Thanks, yes dams are now limited. The solar farm opposition is nuts. Perhaps these people have ALL there retirement savings tied up in some silly little houses nearby?
anyways
I like geothermal, even if it has to be done with local iwi as they own the steam gods. Its possibly good investment compared with whale song BS. Small nuclear is a long way away internationally - 30-40 years and if you don't want a few passive solar panels next to your house you think that's going to be easy in NZ????
re Coal, why did we shutdown our coal mining when we need to import coal? Greenies must hate we are still importing coal. we where only days away from rolling blackouts last year, our industry had shuttered plants for weeks... most do not know how close it was.
Greenies going puke as we import LNG
Yes, the solar farm opposition is bat shit crazy. Even if they did have their houses nearby, its not like solar is going to dramatically ruin their view, its so weird.
We don't need coal if we turn Huntly into a burner of wood pellets, which has already been successfully trailed. We can essentially use pine forests to turn Huntly's generators. This appears to be in the works already.
We also don't need LNG if we go full electric, build more batteries, more renewables and like you said, lots of geothermal. If the conservative NACTF didn't shut down the NZ battery project, we would be on our way to real solutions. But I could argue, conservatives are killing NZs chances at moving forward, with stupid decisions like that. That WILL cause rolling blackouts as it was coming up to solutions for the dry year problem. Guess what, when we were importing coal, that was as a result of the dry year problem.
Don't blame the greens for conservative incompetence. There is plenty of blame to go around.
Facts.
This bloody great $211m monstrosity is equiped for neither electricity nor irrigation.
There's a reason for the delays, the vast majority of which revolve around the fact it should never have been built and that those benefitting (?) are paying by far the smallest share.
It has a hydro channel in it, its just not installed.
And it IS for irrigation. The purpose of the dam is so that the river keeps flowing steadily, meaning the aquifer under Tasman is continually refilled and doesn't suffer from salt water ingress when it is low. Why is that important? Because people producing crops on those plains pump water up from the aquifers to irrigate their crops.
Investors fleeing Sydney and Melbourne apartments. Chink in the armor of the land of milk and honey.
Around 8300 investor-owned properties were listed for sale across Melbourne in December, up 6.6 per cent from the previous year and climbed 14 per cent above the last five-year average.
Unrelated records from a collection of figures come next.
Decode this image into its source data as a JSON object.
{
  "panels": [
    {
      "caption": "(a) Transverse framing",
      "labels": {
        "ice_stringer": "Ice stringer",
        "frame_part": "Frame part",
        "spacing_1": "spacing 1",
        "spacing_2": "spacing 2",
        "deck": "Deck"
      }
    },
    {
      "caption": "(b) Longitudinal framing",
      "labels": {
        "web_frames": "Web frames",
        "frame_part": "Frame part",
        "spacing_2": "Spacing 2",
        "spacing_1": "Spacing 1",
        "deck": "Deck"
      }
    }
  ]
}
Sydney investors are also leaving the market in droves. More than 6000 ex-rental properties were listed during the same period, which is 1.7 per cent higher than the previous year and 2.8 per cent above the last five-year average.
Apartments in Sydney delivered just 1.8 per cent capital growth last year, while Melbourne fell by 3 per cent. By contrast, Brisbane racked up 16.6 per cent, Adelaide gained 16.9 per cent and Perth 22.7 per cent.
https://www.afr.com/property/residential/landlords-pull-out-of-melbourn…
Blimey
“Some investors who bought units or apartments in Melbourne have not received capital gains now for almost a decade, if not sometimes for the past 15 years, so they want to sell so they can deploy their capital elsewhere, or at least get rid of a property that’s been weighing their borrowing capacity down,” he said.
Of course the NZCC were always going to raise doubts about Contact's acquisition of Manawa....they think it maybe anti-competitive; if this were so then what do they say about the Government's majority ownership of three of NZ's largest power companies: Meridian, Mercury, and Genesis!
If the Commerce Commission were to decline the acquisition then, to be consistent, would it then direct the government to relinquish their majority shareholdings in the 'big three'?
It will be a test of this Government's trumpeting about their support of entrepreneurial private business if they allow the NZCC to prevent a public company from competing with the government-controlled power behemoth.